Quinze ans après la disparition de Xavier Dupont de Ligonnès, l’ombre du suspect plane toujours sur l’une des affaires criminelles les plus énigmatiques de France.

Un ancien policier relance aujourd’hui une hypothèse audacieuse : celle d’une fuite organisée vers les États-Unis, avec l’appui de faux papiers obtenus dans le Var.
Depuis avril 2011, Xavier Dupont de Ligonnès demeure introuvable. Soupçonné d’avoir assassiné son épouse et ses quatre enfants à Nantes, il s’est volatilisé après avoir été filmé pour la dernière fois dans un hôtel Formule 1 à Roquebrune-sur-Argens. Quinze années d’investigations n’ont pas permis de lever le mystère, alimentant spéculations et théories concurrentes.
La thèse du suicide, longtemps évoquée, n’a jamais été étayée par une preuve formelle.

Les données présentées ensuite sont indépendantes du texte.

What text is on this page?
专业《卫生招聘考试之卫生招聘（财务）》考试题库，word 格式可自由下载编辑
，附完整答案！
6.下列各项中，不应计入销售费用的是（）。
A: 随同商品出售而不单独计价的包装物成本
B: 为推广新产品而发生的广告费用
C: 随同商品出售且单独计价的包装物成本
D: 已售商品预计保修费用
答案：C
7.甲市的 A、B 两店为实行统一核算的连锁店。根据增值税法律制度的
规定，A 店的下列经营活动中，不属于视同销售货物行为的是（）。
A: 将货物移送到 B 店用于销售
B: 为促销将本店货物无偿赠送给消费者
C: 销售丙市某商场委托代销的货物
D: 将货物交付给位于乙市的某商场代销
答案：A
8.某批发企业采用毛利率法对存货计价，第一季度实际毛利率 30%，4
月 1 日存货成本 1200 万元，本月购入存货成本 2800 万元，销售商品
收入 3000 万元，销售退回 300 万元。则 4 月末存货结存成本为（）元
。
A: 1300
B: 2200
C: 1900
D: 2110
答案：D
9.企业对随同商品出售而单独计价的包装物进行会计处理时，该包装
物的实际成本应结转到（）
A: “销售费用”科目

L’absence de corps, malgré des recherches approfondies, entretient l’idée d’une fuite méthodiquement préparée.
L’hypothèse américaine relancée
Dans son ouvrage Xavier Dupont de Ligonnès : un flic au cœur de l’affaire, publié aux éditions Max Milo, l’ancien enquêteur Gilles Galloux avance une piste nouvelle. Spécialiste de la cybercriminalité et mobilisé dès 2011 dans la traque numérique du suspect, il estime que l’homme le plus recherché de France pourrait être vivant.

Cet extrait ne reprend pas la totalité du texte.